Gudrun Elisabeth Zentis (GRÜNE): Ja, ich komme zum Ende. – Dann müssen Sie sich auch ehrlich machen. Wenn Sie glaubhaft Politik machen wollen, dann zeigen Sie auf, was Sie besser können zum Wohl der Allgemeinheit, wo die Mittel sind, mit denen Ihre teilweise auch wünschenswerten Forderungen finanziert werden können.
Ich frage mich: Wie konnte Ihnen bei Ihrer Nutzung des Netzes entgehen – Frau Stotz hat es auch gesagt; oder vielleicht ist es Ihnen nicht entgangen –, …
Vizepräsident Dr. Gerhard Papke: Sie müssen jetzt bitte zum Ende kommen, Frau Abgeordnete.
Gudrun Elisabeth Zentis (GRÜNE): Zwei Sätze!
… dass NRW mit anderen Bundesländern bereits am 21.09.2012 einen erneuten Versuch im Bundesrat gestartet hat, das Kooperationsverbot aufzuheben? Wir sehen Ihren Antrag als die Willensbekundung an, die gute rot-grüne Bildungspolitik und Schulpolitik fortzusetzen, und sehen es als unterstützendes Zeichen der bereits erfolgten …

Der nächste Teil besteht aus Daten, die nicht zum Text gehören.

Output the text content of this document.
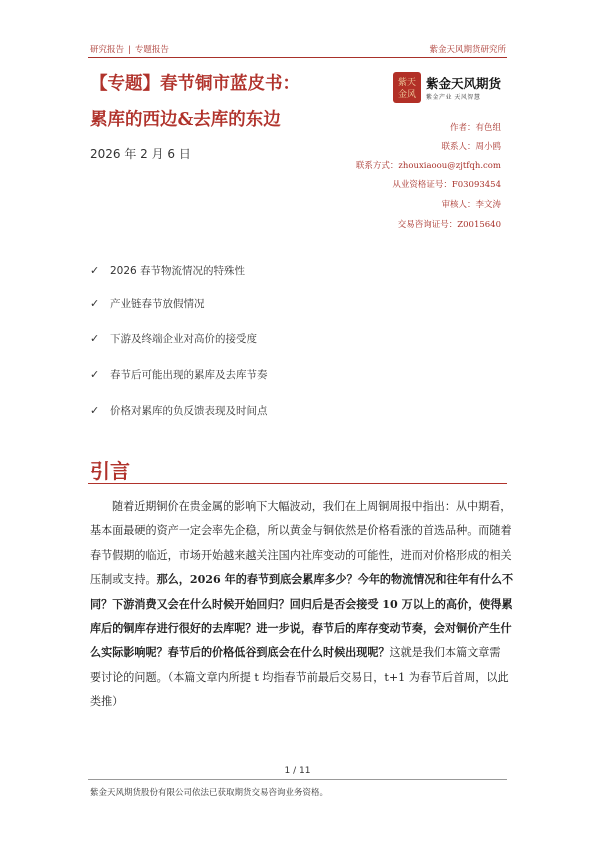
研究报告 | 专题报告	紫金天风期货研究所
【专题】春节铜市蓝皮书：
累库的西边&去库的东边
2026 年 2 月 6 日
紫天
金风
紫金天风期货
紫金产业 天风智慧
作者：有色组
联系人：周小鸥
联系方式：zhouxiaoou@zjtfqh.com
从业资格证号：F03093454
审核人：李文涛
交易咨询证号：Z0015640
✓ 2026 春节物流情况的特殊性
✓ 产业链春节放假情况
✓ 下游及终端企业对高价的接受度
✓ 春节后可能出现的累库及去库节奏
✓ 价格对累库的负反馈表现及时间点
引言
随着近期铜价在贵金属的影响下大幅波动，我们在上周铜周报中指出：从中期看，
基本面最硬的资产一定会率先企稳，所以黄金与铜依然是价格看涨的首选品种。而随着
春节假期的临近，市场开始越来越关注国内社库变动的可能性，进而对价格形成的相关
压制或支持。那么，2026 年的春节到底会累库多少？今年的物流情况和往年有什么不
同？下游消费又会在什么时候开始回归？回归后是否会接受 10 万以上的高价，使得累
库后的铜库存进行很好的去库呢？进一步说，春节后的库存变动节奏，会对铜价产生什
么实际影响呢？春节后的价格低谷到底会在什么时候出现呢？这就是我们本篇文章需
要讨论的问题。（本篇文章内所提 t 均指春节前最后交易日，t+1 为春节后首周，以此
类推）
1 / 11
紫金天风期货股份有限公司依法已获取期货交易咨询业务资格。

Vizepräsident Dr. Gerhard Papke: Frau Abgeordnete, bitte!
Gudrun Elisabeth Zentis (GRÜNE): … Bundesratsinitiative an.
(Andrea Asch [GRÜNE]: Das ist ihre erste Rede!)

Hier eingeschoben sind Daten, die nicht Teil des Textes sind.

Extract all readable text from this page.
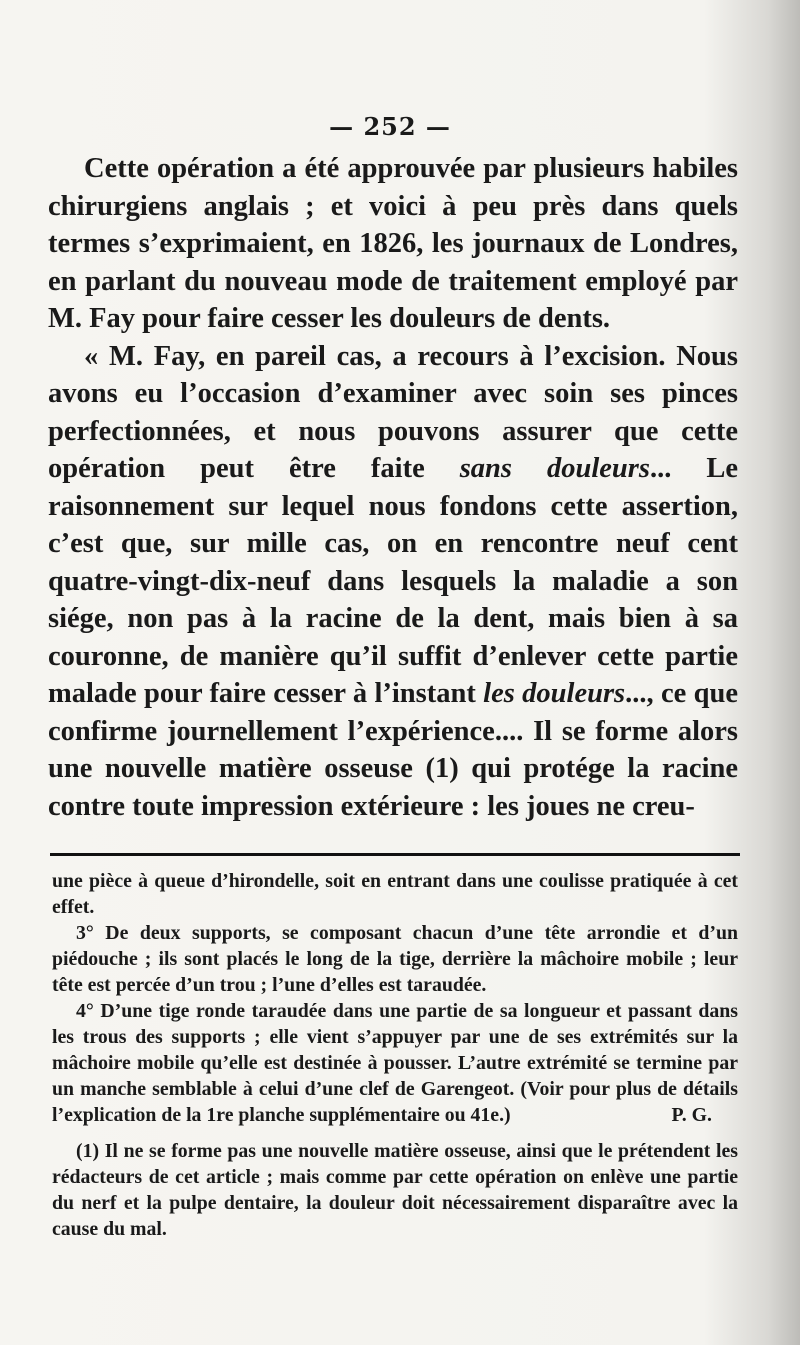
— 252 —

Cette opération a été approuvée par plusieurs habiles chirurgiens anglais ; et voici à peu près dans quels termes s’exprimaient, en 1826, les journaux de Londres, en parlant du nouveau mode de traitement employé par M. Fay pour faire cesser les douleurs de dents.

« M. Fay, en pareil cas, a recours à l’excision. Nous avons eu l’occasion d’examiner avec soin ses pinces perfectionnées, et nous pouvons assurer que cette opération peut être faite sans douleurs... Le raisonnement sur lequel nous fondons cette assertion, c’est que, sur mille cas, on en rencontre neuf cent quatre-vingt-dix-neuf dans lesquels la maladie a son siége, non pas à la racine de la dent, mais bien à sa couronne, de manière qu’il suffit d’enlever cette partie malade pour faire cesser à l’instant les douleurs..., ce que confirme journellement l’expérience.... Il se forme alors une nouvelle matière osseuse (1) qui protége la racine contre toute impression extérieure : les joues ne creu-

une pièce à queue d’hirondelle, soit en entrant dans une coulisse pratiquée à cet effet.

3° De deux supports, se composant chacun d’une tête arrondie et d’un piédouche ; ils sont placés le long de la tige, derrière la mâchoire mobile ; leur tête est percée d’un trou ; l’une d’elles est taraudée.

4° D’une tige ronde taraudée dans une partie de sa longueur et passant dans les trous des supports ; elle vient s’appuyer par une de ses extrémités sur la mâchoire mobile qu’elle est destinée à pousser. L’autre extrémité se termine par un manche semblable à celui d’une clef de Garengeot. (Voir pour plus de détails l’explication de la 1re planche supplémentaire ou 41e.)	P. G.

(1) Il ne se forme pas une nouvelle matière osseuse, ainsi que le prétendent les rédacteurs de cet article ; mais comme par cette opération on enlève une partie du nerf et la pulpe dentaire, la douleur doit nécessairement disparaître avec la cause du mal.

Ihr Antrag ist somit richtig …
Vizepräsident Dr. Gerhard Papke: Das waren jetzt zwei Sätze. Frau Abgeordnete!
Gudrun Elisabeth Zentis (GRÜNE): … und wichtig …
Vizepräsident Dr. Gerhard Papke: Frau Abgeordnete!

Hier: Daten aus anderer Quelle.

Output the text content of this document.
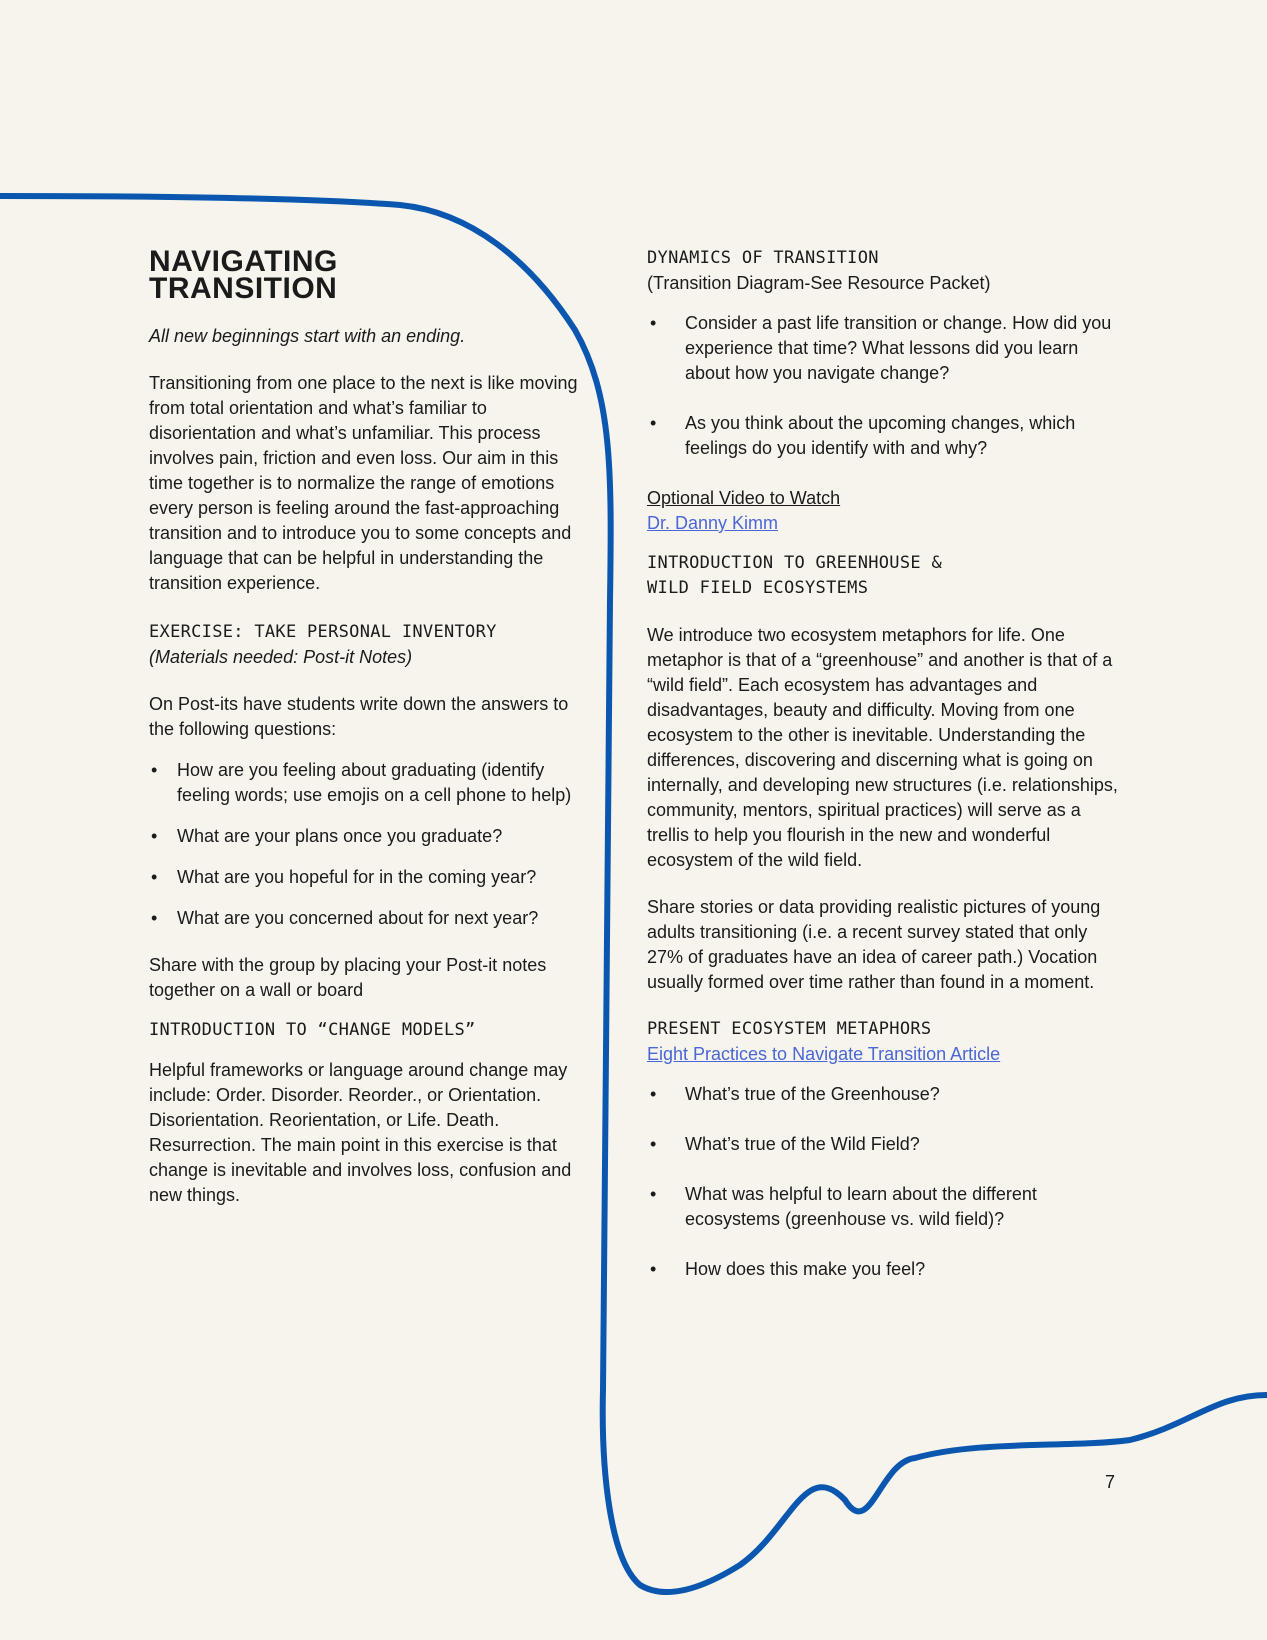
NAVIGATING
TRANSITION

All new beginnings start with an ending.

Transitioning from one place to the next is like moving from total orientation and what’s familiar to disorientation and what’s unfamiliar. This process involves pain, friction and even loss. Our aim in this time together is to normalize the range of emotions every person is feeling around the fast-approaching transition and to introduce you to some concepts and language that can be helpful in understanding the transition experience.

EXERCISE: TAKE PERSONAL INVENTORY

(Materials needed: Post-it Notes)

On Post-its have students write down the answers to the following questions:

• How are you feeling about graduating (identify feeling words; use emojis on a cell phone to help)
• What are your plans once you graduate?
• What are you hopeful for in the coming year?
• What are you concerned about for next year?

Share with the group by placing your Post-it notes together on a wall or board

INTRODUCTION TO “CHANGE MODELS”

Helpful frameworks or language around change may include: Order. Disorder. Reorder., or Orientation. Disorientation. Reorientation, or Life. Death. Resurrection. The main point in this exercise is that change is inevitable and involves loss, confusion and new things.

DYNAMICS OF TRANSITION

(Transition Diagram-See Resource Packet)

• Consider a past life transition or change. How did you experience that time? What lessons did you learn about how you navigate change?
• As you think about the upcoming changes, which feelings do you identify with and why?

Optional Video to Watch

Dr. Danny Kimm

INTRODUCTION TO GREENHOUSE &

WILD FIELD ECOSYSTEMS

We introduce two ecosystem metaphors for life. One metaphor is that of a “greenhouse” and another is that of a “wild field”. Each ecosystem has advantages and disadvantages, beauty and difficulty. Moving from one ecosystem to the other is inevitable. Understanding the differences, discovering and discerning what is going on internally, and developing new structures (i.e. relationships, community, mentors, spiritual practices) will serve as a trellis to help you flourish in the new and wonderful ecosystem of the wild field.

Share stories or data providing realistic pictures of young adults transitioning (i.e. a recent survey stated that only 27% of graduates have an idea of career path.) Vocation usually formed over time rather than found in a moment.

PRESENT ECOSYSTEM METAPHORS

Eight Practices to Navigate Transition Article

• What’s true of the Greenhouse?
• What’s true of the Wild Field?
• What was helpful to learn about the different ecosystems (greenhouse vs. wild field)?
• How does this make you feel?
7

Gudrun Elisabeth Zentis (GRÜNE): … im eigentlichen Sinne.
Vizepräsident Dr. Gerhard Papke: Frau Abgeordneter, darf ich kurz?
Gudrun Elisabeth Zentis (GRÜNE): Ja.
Vizepräsident Dr. Gerhard Papke: Jetzt darf ich kurz ums Wort bitten. Ich habe Sie zweimal gebeten – Ihre Redezeit ist gewaltig überzogen –, langsam zum Ende zu kommen. Seien Sie doch so nett, das zu tun.
Gudrun Elisabeth Zentis (GRÜNE): Das war der letzte Satz.
Vizepräsident Dr. Gerhard Papke: Dann bin ich froh. Danke.
(Beifall von den GRÜNEN und der SPD – Hans Christian Markert [GRÜNE]: Das war ihre Jungfernrede!)
Für die FDP-Fraktion erteile ich nun Frau Kollegin Gebauer das Wort. Bitte sehr.
(Zuruf von den PIRATEN: Das war ihre erste Rede! – Andrea Asch [GRÜNE]: Gehen Sie auch mit Ihrer eigenen Fraktion so um?)
Ich höre gerade, das war Ihre erste Rede. Entschuldigung, aber das ist uns hier nicht mitgeteilt worden.
Frau Kollegin, das war Ihre erste Rede im Plenum des Landtags. Dann darf ich Ihnen im Namen des gesamten Hauses sehr herzlich dazu gratulieren.